La Cantate, exercice démonstratif, prétentieux et trop savant, ou … premier accomplissement voire oeuvre d’art? Voilà par exemple une question centrale posée dans l’ouvrage… Et l’on sait souvent que stimulé par la difficulté d’un sujet, ou par des délais de livraison trop courts, le génie se libère contradictoirement (lire à ce titre l’article d’Alexandre Dratwicki: « la cantate: prétexte au concours ou objet artistique, Loÿse de Montfort de François Bazin (1816-1878) sur la scène de l’Opéra (1840) »… Et déjà se précisent des manières spécifiques et particulières, celles de dizaines d’auteurs dont la série des épreuves académiques aiguise le talent propre. Si en peinture, les styles des « académiques », de David à Ingres, puis Flandrin, Paul Baudry et William Bouguereau ou Léon Bonnat, et tant d’autres… sont aujourd’hui bien différenciés, il reste ce travail d’identification et de caractérisation à réaliser vis à vis de leurs confrères, musiciens académiciens, étape obligatoire pour poursuivre la recherche scientifique. C’est dire in fine, l’exceptionnelle diversité des tempéraments musicaux que le seul mot d’académisme couvre illusoirement.
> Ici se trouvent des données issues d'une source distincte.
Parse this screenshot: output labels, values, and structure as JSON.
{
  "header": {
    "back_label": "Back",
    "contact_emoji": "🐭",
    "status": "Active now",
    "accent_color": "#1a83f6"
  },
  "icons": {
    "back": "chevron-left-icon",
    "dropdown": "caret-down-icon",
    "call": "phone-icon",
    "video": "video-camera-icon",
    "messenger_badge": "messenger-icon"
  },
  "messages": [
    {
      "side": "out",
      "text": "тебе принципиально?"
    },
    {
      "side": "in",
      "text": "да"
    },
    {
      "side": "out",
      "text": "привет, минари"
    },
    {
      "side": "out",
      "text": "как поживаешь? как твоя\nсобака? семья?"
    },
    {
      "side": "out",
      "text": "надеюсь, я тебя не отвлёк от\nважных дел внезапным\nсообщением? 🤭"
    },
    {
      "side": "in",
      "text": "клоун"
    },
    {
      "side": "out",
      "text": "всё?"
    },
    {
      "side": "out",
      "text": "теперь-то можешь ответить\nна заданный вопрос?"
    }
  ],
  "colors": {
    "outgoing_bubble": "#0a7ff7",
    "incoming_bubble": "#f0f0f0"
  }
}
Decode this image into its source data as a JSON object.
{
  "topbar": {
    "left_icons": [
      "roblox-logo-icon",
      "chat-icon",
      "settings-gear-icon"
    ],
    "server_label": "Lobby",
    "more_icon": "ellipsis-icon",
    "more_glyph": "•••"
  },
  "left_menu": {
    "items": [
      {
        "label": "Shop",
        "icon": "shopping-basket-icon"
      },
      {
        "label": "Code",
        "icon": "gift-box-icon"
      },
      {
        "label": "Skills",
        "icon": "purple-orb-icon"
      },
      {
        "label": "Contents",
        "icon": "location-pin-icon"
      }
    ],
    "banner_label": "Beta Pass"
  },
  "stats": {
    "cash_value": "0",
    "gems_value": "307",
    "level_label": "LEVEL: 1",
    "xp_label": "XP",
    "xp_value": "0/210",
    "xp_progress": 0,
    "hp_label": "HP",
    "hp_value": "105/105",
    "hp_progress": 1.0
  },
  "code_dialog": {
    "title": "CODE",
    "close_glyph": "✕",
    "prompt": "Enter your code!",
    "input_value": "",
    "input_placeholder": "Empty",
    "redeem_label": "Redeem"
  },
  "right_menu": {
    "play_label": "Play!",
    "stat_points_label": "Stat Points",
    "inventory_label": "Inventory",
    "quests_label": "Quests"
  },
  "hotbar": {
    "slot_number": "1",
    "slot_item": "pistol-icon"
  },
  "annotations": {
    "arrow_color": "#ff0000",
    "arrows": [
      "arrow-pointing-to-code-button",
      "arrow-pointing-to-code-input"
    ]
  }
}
L’oeuvre de défrichement ne fait que commencer, tout un continent de sensibilités et d’esthétiques attend d’être exploré… Il appartient à l’ouvrage coédité par le Palazzetto Bru Zane et Symétrie d’en présenter aujourd’hui, un premier bilan… immense travail préliminaire et déjà trop mince effort; car l’ouvrage demeure l’amorce d’un immense chantier dont sortira plus éclatant que jamais le génie musical français. De ce travail scientifique immense découle aujourd’hui l’établissement des partitions puis les concerts et les disques qui en prolongent la trace. En s’associant aux éditions Symétrie, le Centre de musique romantique française réalise une oeuvre unique à ce jour: ce premier volet dédié aux Prix de Rome de musique rappelle combien la recherche est à la source de son activité. Il est réjouissant aujourd’hui d’en lire, avant de les découvrir au concert, les fruits inédits, les débats et les confrontations passionnantes, les filiations oubliées…
Coordonné par Julia Lu et Alexandre Dratwicki, l’ouvrage collectif lève le voile sur nombre d’aspects inconnus du Concours du Prix de Rome. Ouvrage capital, événement littéraire de la rentrée 2011, élu « coup de coeur » par la rédaction livres de classiquenews.com. Prochaine critique développée dans notre mag des livres.
Le Concours du Prix de Rome de musique (1803-1968). Ouvrage collectif, coordonné par Julia Lu et Alexandre Dratwicki. ISBN 978 2 914373 51 7. 904 pages. 140 euros.